Mark's Jesus, divine?: a study of aspects of Mark's christology with special reference to Hebrew divine warrior traditions in Mark, and in relation to contemporary debates on primitive christology
Throup, Marcus (2014) Mark's Jesus, divine?: a study of aspects of Mark's christology with special reference to Hebrew divine warrior traditions in Mark, and in relation to contemporary debates on primitive christology. PhD thesis, University of Nottingham.

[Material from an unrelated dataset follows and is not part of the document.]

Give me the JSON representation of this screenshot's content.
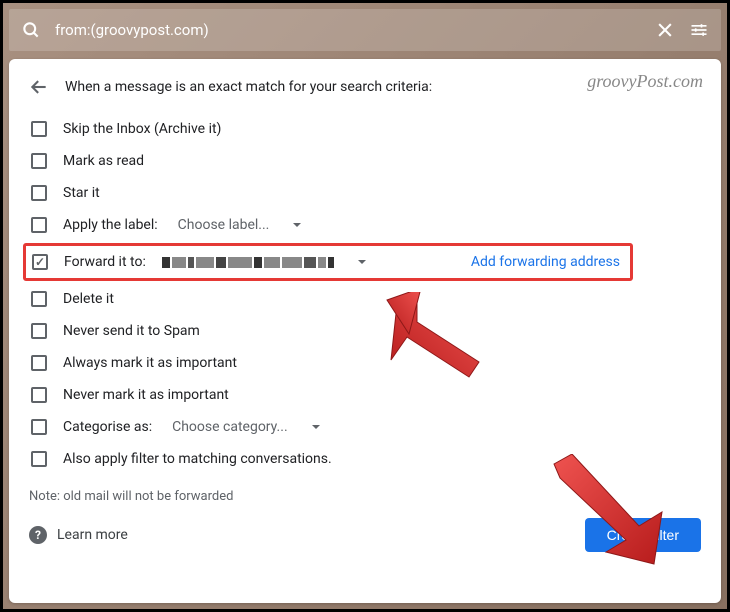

Within the wider framework of contemporary debates on primitive NT Christology concerning the early Christians’ perception of the divinity of Jesus, this work investigates the influence of Hebrew Divine Warrior Traditions (HDWT) on the Markan sea-miracles (Mark 4.35-41; 6.45-52) and exorcisms (Mark 1.21-28; 5.1-20; 7.24-30; 9.14-29). In a final form, narrative approach to the Markan text, this study seeks to demonstrate that as part of his “high” Christology, Mark draws on the HDWT in such a way as to liken Jesus to God the Divine Warrior in “Old Testament” and Second Temple Jewish texts. The present work argues that in the sea-miracles and exorcisms, Mark transfers divine attributes and operations to Jesus, claiming some form of divine identity for Jesus. The findings of this study are then considered in terms of their implications for Mark’s Christology, and located in relation to the work of leading scholars on primitive Christology in general.